Question

The synthesis of zinc iodide was performed using 1.0582 g of zinc and 2.6987 g of iodine. Determine the limiting reactant and calculate the theoretical yield of zinc iodide in grams.

Answer 1

Zinc iodide can be made by the reaction of Zinc with iodine according to the following equation:                                       Zn+ I2 ------> ZnI2

Have you checked to make sure the equation is balanced correctly?

Find the molecular masses of all species involved.

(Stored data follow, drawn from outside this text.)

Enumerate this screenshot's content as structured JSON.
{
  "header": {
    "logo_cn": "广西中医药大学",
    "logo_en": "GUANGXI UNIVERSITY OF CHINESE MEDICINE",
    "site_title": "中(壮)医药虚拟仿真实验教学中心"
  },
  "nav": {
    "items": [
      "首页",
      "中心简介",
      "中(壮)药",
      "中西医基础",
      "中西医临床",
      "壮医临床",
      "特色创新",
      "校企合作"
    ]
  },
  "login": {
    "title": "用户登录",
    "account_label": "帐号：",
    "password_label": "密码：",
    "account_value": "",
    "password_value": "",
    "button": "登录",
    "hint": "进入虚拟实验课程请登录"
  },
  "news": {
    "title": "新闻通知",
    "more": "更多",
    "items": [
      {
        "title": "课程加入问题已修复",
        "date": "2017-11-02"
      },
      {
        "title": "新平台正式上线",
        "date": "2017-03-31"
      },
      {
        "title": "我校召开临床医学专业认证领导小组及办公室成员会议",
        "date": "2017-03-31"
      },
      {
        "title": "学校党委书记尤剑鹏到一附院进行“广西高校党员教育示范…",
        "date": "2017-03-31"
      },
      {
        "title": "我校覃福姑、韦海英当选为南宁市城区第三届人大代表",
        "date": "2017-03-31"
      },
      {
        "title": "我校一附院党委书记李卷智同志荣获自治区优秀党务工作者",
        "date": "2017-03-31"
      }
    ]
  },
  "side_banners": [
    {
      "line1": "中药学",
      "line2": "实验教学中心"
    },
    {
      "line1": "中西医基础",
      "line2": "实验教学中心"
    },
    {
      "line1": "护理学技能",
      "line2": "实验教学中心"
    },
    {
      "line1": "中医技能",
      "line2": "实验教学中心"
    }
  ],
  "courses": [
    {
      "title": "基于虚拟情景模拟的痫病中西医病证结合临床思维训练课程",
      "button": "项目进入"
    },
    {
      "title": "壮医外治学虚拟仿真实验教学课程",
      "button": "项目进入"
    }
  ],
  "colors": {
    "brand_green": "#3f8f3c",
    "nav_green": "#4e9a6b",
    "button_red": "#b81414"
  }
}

Zn = 65.38 g/mol      I2 = 253.809 g/mol      ZnI2 = 319.22 g/mol

Convert the grams into moles. moles of Zn = g/mm = 1.05820 g/65.38 g/mol = 0.016 moles of zinc on hand. moles of I2 = g/mm = 2.6987 g/253.809 g/mol = 0.010 moles of iodine on hand.

Decision time: Which is the limiting reagent? IF we use all zinc then:                                Zn       = I2                             0.016 mol    x          x = 0.016 moles of iodine are needed.

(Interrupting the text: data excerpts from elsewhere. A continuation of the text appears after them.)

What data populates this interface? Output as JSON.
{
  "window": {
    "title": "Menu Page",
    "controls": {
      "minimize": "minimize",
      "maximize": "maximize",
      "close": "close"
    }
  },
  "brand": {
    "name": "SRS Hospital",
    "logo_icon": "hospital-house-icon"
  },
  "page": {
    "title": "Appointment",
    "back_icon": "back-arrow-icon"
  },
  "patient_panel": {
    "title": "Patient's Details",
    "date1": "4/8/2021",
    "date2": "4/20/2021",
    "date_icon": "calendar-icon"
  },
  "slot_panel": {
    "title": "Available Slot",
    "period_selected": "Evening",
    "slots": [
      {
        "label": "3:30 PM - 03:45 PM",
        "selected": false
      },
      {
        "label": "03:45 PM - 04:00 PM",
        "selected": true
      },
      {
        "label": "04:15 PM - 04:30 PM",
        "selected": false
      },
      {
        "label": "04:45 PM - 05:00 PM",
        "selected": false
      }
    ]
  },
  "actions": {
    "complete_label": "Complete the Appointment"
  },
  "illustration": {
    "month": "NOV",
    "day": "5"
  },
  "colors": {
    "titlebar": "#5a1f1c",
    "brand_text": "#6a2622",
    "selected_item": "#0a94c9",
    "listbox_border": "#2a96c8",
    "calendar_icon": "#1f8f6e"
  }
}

We don't have 0.016 moles of iodine. We have 0.010 moles of iodine. Therefore we will run out of iodine first. It is the limiting reactant.

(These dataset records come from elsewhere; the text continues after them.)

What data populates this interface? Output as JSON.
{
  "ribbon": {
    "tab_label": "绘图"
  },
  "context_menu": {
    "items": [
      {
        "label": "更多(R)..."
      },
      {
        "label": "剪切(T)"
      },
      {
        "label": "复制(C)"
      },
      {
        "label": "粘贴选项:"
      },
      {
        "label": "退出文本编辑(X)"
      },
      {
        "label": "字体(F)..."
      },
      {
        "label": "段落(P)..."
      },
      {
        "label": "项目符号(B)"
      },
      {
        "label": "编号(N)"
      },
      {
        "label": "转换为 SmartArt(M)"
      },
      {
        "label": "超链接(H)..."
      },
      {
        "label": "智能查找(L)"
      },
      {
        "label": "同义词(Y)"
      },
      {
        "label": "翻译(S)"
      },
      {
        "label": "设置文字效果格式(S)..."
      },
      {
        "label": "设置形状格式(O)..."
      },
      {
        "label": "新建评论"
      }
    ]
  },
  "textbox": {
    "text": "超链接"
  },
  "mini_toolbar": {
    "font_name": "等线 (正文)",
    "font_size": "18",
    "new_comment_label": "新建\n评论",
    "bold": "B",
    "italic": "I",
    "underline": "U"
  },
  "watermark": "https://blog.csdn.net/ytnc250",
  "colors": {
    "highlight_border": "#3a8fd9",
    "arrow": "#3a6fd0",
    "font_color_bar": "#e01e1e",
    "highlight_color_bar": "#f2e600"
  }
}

Confirmation: If we use all the chlorine then:                                 Zn       =    I2                                    x            0.010 mol       x = 0.010 moles of Zinc are needed.

We have 0.016 moles of Zinc, therefore it is in excess. If it is in excess then the iodine is the limiting reactant.

Use the limiting reactant to cross the ratio bridge and find the moles of ZnI2 that will be produced.                                      I2                =        ZnI2                                   0.010 mol             x                   x = 0.010 moles of ZnI2 are produced

Grams of Zinc iodide are found with g = n * mm = 0.010 mol * 319.22 g/mol = 3.1922 g

Finishing statement: When 1.0582 grams of Zinc and 2.6987 grams of iodine are reacted according to the above equation, the iodine is the limiting reactant and the maximum yield of Zinc iodide is 0.010 moles or 3.1922 grams.